Archive for the 'Startups' Category

Oct
08

Why have there been no posts recently? Well, two reasons primarily. First, I rented an office that was a sublease. No revelation there, but there was a catch: the other tenants were architects and designers **who enforced a code of silence! No joke. I took one phone call and got a warning. After sitting in my car for two weeks, I decided I needed to move. And fortunately I found a nice office in the same cool office park. Artists, recording studios, Gibson guitar showroom. Cool.

But I said two reasons. The second is Yelp. Yelp is addicting because it is about places you know. And for me that means writing about restaurants. So I have been Yelping a good deal. And that has sapped some of my blogging mojo.

At the same time, I have been assembling our start-up quarters. As I was huffing in the toxic fumes of freshly made folding tables (from China), it got me to thinking that I need to create a checklist of things for you to buy for your startup (should you venture down that path). So I will do so shortly, and include some of my witty repartee that makes my writing so poorly structured. My writing is like one of those hidden pictures: if you read it out loud you can almost hear me saying it. And somehow it works! It’s how I speak normally, and you’ll see what I mean when I finally get those demo videos (remember that?) online.

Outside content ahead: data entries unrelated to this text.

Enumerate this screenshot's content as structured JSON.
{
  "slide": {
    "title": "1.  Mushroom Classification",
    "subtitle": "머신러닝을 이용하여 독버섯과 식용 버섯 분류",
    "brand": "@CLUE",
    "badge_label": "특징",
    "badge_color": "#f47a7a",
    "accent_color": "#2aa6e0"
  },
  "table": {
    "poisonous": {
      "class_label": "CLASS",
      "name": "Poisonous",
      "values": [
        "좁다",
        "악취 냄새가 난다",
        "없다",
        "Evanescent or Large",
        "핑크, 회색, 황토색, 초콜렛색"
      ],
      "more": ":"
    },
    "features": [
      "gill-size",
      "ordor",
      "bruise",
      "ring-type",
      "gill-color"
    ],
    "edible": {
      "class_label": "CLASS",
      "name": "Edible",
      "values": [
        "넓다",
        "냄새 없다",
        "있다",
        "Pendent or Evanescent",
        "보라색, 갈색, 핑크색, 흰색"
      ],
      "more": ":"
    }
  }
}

Suffice it to say, none were produced in the “cone of silence”, but stay tuned!

Sep
25

Screencasting

Posted in Startups by David | 1 Comment

As a little bonus for the tech crowd, I wanted to offer a little peek under the covers of our site to help the next bootstrapper facing a launch of a consumer facing site. One detail we all forget: we create these great sites and never teach anyone how to use them! Personally, I love screencast tours. Short of commentary and long on how-to, these little movies are worth 10,000 words. That said, how can you make them?

Well the short answer is buying some expensive tools. You can try to cobble a system together, but you will find some weird mis-matches. For example, most of the good capture tools are based on Macs. But if you want to address a consumer audience, you are stuck with Windows and IE. Face it! Okay, so we are stuck in Windows. The software I chose is Camtasia. It is basically an NLE-style movie program. Pretty basic and, as you would hope, they have great demos. A couple of rules of thumb:

  • Keep them short! 3 minutes or less.
  • Keep them focused. One thing at a time.
  • Begin at the beginning.
  • Use a real microphone!

Yes, sound is the #1 concern. It amazes me that amateur film makers and screencasters put so little effort here. If you can’t hear dialog, the whole experience is muddy. This does present a problem: how do you plug that microphone into a computer. Well for me on a Mac it was easy. But on a PC…well I’m still working on that. But I am hopeful I have a solution.

And if that works, you’ll be enjoying Key Ingredient screencasts very soon.